ジェノバには意外なほど見どころが詰まっている?

中世から近世にかけては独立した海洋国家として栄え、現在もイタリア最大の貿易港を持つ港湾都市ジェノバ。同じ北イタリアのミラノやベネチア、もしくは国境を越えてすぐのフランスのニースに比べると、必ずしも日本で人気の観光地というわけではありませんが、世界遺産があり、コロンブスやパガニーニといった歴史上の人物ともゆかりがあり、そして何よりも広大な港の景観が美しい、魅力の詰まった都市なのです。今回はそんなジェノバの必見スポットをご紹介します。

現在は市庁舎として使われているトゥルシ館の入口 現在は市庁舎として使われているトゥルシ館の入口

迷わないように要注意! 随一の広さを誇る旧市街

かつてベネチアと覇権を争うほどの海洋国家だったジェノバには、当時の繁栄を彷彿とさせる巨大な旧市街が広がっています。ジェノバ市街の中心はフェラーリ広場となっていますが、その付近を境に南側が比較的新しいエリア、北側がディープな旧市街となっています。旧市街のほうは細い路地が多く道も入り組んでいるので、散策の際は必ず地図を持っていくようにしましょう。現在地のわかるGoogle Mapのような地図アプリだとより便利かもしれません。また、人通りの少ないエリアもあるので、暗くならない時間帯に散策できるようにしましょう。観光地然としていない素朴なヨーロッパの町並みを楽しめてとてもおすすめです!
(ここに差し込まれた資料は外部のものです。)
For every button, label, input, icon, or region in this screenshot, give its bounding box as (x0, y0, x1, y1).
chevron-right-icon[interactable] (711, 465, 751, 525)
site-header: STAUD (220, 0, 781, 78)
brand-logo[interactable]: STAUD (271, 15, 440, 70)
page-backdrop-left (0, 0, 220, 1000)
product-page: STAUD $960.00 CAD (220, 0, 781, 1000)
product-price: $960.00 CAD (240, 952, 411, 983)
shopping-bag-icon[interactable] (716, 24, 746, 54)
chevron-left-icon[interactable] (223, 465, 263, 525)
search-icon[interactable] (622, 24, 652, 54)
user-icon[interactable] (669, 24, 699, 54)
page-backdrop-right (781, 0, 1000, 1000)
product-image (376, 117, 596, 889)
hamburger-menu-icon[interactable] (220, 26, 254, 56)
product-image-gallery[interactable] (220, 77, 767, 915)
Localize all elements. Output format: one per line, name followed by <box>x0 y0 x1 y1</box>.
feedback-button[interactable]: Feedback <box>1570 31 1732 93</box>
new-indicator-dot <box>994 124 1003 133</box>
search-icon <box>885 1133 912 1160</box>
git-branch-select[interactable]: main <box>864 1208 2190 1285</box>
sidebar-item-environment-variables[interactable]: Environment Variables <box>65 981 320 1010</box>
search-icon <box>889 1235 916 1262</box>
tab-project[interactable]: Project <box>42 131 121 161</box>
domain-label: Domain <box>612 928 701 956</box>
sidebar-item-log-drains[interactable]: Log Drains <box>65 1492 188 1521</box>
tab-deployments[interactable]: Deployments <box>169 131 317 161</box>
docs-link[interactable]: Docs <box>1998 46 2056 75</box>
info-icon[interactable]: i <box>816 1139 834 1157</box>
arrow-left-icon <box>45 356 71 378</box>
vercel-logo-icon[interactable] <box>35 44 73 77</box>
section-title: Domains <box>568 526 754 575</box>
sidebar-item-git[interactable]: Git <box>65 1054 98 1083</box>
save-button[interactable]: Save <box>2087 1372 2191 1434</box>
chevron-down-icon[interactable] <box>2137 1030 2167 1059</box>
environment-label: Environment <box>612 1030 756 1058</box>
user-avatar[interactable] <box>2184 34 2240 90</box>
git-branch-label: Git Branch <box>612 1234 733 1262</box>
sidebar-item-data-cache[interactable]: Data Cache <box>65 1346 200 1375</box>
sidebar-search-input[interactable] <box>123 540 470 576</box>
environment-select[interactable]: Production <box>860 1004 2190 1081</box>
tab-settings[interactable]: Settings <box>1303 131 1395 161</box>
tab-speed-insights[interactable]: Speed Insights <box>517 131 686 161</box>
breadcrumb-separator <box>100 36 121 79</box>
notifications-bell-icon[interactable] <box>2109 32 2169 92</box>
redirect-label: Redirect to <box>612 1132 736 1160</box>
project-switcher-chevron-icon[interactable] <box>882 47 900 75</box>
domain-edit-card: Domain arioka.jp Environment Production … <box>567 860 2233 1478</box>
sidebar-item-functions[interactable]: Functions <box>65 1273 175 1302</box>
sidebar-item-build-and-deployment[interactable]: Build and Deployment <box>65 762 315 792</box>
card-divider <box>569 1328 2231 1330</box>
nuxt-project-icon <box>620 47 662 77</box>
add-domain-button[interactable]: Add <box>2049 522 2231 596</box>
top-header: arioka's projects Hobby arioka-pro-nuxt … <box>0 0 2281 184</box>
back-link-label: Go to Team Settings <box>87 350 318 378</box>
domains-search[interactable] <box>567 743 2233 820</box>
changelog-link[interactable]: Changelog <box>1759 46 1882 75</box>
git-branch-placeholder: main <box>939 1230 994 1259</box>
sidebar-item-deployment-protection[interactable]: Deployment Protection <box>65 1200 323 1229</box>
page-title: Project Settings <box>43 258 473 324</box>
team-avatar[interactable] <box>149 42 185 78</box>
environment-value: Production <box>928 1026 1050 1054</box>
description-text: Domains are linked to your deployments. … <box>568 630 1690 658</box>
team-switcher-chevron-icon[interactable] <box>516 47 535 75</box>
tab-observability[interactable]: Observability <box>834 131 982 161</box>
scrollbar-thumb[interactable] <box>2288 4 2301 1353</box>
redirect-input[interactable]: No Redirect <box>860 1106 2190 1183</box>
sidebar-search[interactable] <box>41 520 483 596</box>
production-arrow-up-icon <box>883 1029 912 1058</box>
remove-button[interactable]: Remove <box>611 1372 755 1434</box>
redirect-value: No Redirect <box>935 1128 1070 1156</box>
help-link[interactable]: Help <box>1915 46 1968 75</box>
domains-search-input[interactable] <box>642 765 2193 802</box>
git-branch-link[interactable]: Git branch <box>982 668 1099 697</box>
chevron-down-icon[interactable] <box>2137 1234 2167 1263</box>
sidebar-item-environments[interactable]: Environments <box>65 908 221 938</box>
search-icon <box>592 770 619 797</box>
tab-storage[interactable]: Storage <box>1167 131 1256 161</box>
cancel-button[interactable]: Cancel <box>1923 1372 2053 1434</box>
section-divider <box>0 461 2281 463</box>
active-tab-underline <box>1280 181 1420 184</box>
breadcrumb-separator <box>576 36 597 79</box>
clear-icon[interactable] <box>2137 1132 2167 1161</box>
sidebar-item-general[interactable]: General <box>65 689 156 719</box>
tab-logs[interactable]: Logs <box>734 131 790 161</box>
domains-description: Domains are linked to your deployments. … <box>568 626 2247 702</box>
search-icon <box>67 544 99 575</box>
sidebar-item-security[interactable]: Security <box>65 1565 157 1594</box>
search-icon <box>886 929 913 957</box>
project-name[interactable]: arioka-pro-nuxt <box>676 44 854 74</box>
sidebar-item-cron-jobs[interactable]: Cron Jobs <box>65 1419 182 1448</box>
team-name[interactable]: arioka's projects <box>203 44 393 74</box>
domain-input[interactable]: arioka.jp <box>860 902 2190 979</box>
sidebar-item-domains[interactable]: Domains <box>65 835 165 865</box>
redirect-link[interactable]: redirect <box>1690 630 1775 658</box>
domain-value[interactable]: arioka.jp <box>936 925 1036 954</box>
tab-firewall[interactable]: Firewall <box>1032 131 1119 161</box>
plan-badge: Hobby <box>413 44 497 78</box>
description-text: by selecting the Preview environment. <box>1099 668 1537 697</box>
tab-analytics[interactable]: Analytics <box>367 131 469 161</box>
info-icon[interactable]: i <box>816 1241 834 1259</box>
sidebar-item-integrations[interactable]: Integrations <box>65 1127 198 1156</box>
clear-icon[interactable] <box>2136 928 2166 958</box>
世界遺産のガリバルディ通りにはパガニーニのヴァイオリンも

旧市街の北端には、世界遺産に登録されているガリバルディ通りがあります。ここは道幅が広く、両側には数々の宮殿が建ち並ぶ華やかなエリアとなっています。宮殿のうちのいくつかは博物館や美術館として一般に公開されているので、気になる建物があったらぜひ立ち寄ってみましょう。おすすめは、現在も市庁舎として利用されているトゥルシ館で、ここではコロンブスの自筆の手紙と、初期ロマン派の伝説的ヴァイオリニスト、ニコロ・パガニーニのヴァイオリンを見ることができます。

丘の上の展望台からジェノバの港を一望

ガリバルディ通りからさらに北に進みカステレットの丘を登っていくと、ジェノバを一望できる展望台「スピアナータ・カステレッロ」があります。徒歩でも十分行ける距離ですが、ガリバルディ通りの入り口にあたるポンテッロ広場からエレベーターに乗って行くこともできます。展望台にはベンチもあるので、ここでゆったりと過ごすのもおすすめです。大きな港と複雑な作りの旧市街を一望していると、他のイタリアの街とは違った趣を持つジェノバの魅力をより強く感じられるかもしれませんね。